The proposed meeting is expected to happen “sooner rather than later,” said Const. Tara Norman, one of the RCMP negotiators from Saskatchewan, during a Wednesday afternoon teleconference call with Mi’kmaq District War Chief Jason Augustine. Norman said SWN Resources Canada was looking for a “structured meeting” with its opponents.

SWN has been unable to finish its last remaining exploration line which runs along Hwy 11 and sits about 40 kilometres north of Elsipogtog First Nation. Mi’kmaq-led demonstrators stopped the company’s thumper trucks last week.  The demonstrators have also repeatedly turned back SWN’s contractor seeking to collect geophones, which are strung out along 15 km of the highway. Geophones interact with thumper trucks to create imagery of shale gas deposits underground.

SWN, through its contractor, has been trying to retrieve the remaining geophones that have not been damaged or disappeared.  The contractor Geokinetics rolled up Hwy 11 Tuesday, the day after Elsipogtog’s band council lost in its attempt to get an injunction against SWN, but quickly turned back after demonstrators appeared.

Norman was attempting to use the prospect of the meeting to entice Augustine into letting the company retrieve its geophones.

“I know you want to have this come to a peaceful resolution,” said Norman. “I do think in agreeing to meet SWN and the government, then maybe a good sign of faith on your part would be letting this equipment go again.”

Augustine, however, said the people would only allow SWN to collect the equipment if the company agreed to leave the region once it had it piled into the back of its trucks. He said he had been trying to reach SWN to speak to them about the proposal.

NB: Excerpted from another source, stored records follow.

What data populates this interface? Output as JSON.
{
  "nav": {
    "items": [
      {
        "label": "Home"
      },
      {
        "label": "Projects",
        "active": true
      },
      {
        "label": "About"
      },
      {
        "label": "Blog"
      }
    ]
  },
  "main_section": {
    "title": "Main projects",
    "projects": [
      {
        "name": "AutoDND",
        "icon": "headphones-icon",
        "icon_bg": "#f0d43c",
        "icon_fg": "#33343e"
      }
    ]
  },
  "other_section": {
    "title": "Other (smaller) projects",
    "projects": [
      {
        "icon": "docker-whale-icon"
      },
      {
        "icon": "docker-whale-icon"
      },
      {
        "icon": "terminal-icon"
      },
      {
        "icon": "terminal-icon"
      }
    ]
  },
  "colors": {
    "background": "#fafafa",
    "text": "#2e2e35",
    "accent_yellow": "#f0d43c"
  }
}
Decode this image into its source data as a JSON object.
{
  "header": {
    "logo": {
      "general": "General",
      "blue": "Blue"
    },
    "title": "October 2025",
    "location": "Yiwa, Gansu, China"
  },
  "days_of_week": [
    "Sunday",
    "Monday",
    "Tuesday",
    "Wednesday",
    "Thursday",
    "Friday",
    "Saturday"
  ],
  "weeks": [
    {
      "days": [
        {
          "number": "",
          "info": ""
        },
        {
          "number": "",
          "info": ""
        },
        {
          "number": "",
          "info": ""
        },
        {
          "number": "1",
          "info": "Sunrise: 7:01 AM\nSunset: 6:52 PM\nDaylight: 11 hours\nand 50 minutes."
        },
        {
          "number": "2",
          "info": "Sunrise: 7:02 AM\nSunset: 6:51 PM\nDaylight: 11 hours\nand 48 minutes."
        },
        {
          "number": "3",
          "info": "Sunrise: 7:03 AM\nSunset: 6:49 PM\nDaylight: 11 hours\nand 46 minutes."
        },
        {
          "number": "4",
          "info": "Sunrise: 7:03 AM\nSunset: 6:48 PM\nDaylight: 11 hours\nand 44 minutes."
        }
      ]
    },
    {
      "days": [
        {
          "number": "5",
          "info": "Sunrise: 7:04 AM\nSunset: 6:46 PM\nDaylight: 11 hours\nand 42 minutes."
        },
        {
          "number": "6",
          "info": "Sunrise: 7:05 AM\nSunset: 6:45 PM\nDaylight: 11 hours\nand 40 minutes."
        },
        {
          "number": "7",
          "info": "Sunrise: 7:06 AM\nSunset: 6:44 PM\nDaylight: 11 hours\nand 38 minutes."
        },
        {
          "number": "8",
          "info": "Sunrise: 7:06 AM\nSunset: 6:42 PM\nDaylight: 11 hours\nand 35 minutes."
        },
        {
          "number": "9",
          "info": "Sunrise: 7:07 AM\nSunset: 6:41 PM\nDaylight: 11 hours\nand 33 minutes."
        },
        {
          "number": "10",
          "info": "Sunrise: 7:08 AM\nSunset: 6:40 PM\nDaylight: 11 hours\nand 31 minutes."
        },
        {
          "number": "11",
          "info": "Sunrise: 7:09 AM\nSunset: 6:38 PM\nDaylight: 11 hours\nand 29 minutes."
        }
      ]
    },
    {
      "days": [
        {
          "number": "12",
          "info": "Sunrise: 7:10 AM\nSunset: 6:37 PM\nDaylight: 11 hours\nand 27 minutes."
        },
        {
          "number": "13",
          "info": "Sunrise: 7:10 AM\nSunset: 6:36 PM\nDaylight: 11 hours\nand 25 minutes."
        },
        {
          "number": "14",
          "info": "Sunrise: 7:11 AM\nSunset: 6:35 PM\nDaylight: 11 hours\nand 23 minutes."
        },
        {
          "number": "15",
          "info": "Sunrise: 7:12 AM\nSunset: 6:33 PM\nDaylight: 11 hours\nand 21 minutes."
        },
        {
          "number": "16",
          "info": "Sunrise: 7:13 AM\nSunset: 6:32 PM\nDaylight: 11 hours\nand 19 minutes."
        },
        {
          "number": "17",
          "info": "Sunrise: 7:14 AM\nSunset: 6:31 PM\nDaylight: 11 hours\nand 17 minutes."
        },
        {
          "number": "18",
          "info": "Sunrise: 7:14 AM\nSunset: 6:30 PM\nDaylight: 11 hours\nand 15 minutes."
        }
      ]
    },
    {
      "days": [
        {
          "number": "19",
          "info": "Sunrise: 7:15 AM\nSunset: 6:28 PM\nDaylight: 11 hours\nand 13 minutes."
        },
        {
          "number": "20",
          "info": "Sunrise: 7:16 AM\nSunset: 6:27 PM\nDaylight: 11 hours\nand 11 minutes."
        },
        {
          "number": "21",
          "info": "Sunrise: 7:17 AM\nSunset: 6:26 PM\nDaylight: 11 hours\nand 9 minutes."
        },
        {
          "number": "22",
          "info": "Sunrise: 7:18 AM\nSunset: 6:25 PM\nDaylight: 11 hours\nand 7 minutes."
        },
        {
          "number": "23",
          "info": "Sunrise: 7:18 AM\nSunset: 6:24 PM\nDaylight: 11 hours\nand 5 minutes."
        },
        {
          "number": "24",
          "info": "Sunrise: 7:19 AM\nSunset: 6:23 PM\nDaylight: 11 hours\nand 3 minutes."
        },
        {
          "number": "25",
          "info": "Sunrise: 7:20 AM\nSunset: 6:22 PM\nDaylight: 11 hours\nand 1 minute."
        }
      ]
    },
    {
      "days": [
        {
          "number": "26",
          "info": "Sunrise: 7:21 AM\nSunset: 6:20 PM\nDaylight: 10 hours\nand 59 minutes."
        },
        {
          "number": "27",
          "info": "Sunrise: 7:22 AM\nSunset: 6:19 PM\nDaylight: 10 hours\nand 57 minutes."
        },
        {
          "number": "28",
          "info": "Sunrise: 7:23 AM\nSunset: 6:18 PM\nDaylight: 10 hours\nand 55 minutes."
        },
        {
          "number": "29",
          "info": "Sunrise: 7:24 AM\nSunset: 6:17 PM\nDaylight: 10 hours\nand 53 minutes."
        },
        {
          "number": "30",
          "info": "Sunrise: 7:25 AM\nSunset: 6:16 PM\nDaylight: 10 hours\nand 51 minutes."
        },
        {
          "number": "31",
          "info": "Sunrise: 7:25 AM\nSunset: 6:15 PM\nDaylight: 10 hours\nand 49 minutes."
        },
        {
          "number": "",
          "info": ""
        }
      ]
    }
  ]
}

“Mi’kmaq people are used to this kind of weather because it’s going to be a long winter if they don’t want to pull out,” said Augustine, who was speaking on the teleconference from a home in Elsipogtog.  “We are not going to back down, this is our water we’re talking about here.”

Norman said she didn’t know if SWN planned to pull out for good, but that the issue was likely in the hands of the company’s executives in Houston.

“I will never lie to you…I don’t know what their plans are. We are working to see if their intentions are to pull back for the rest of the year,” said Norman.  “I pray that they do call back.”

SWN’s equipment has been at the centre of the most heated confrontation between the RCMP and the Mi’kmaq over the last several months of demonstrations throughout the region over the exploration. The Mi’kmaq-led coalition, which includes Acadians, wants to stop the exploration work before it evolves into the extraction phase which involves hydraulic fracturing, or fracking. SWN’s equipment was at the centre of the Oct. 17 raid that saw heavily-armed RCMP tactical units sweep in on the Mi’kmaq Warrior Society which were anchoring a camp blocking a compound holding the energy firm’s exploration vehicles.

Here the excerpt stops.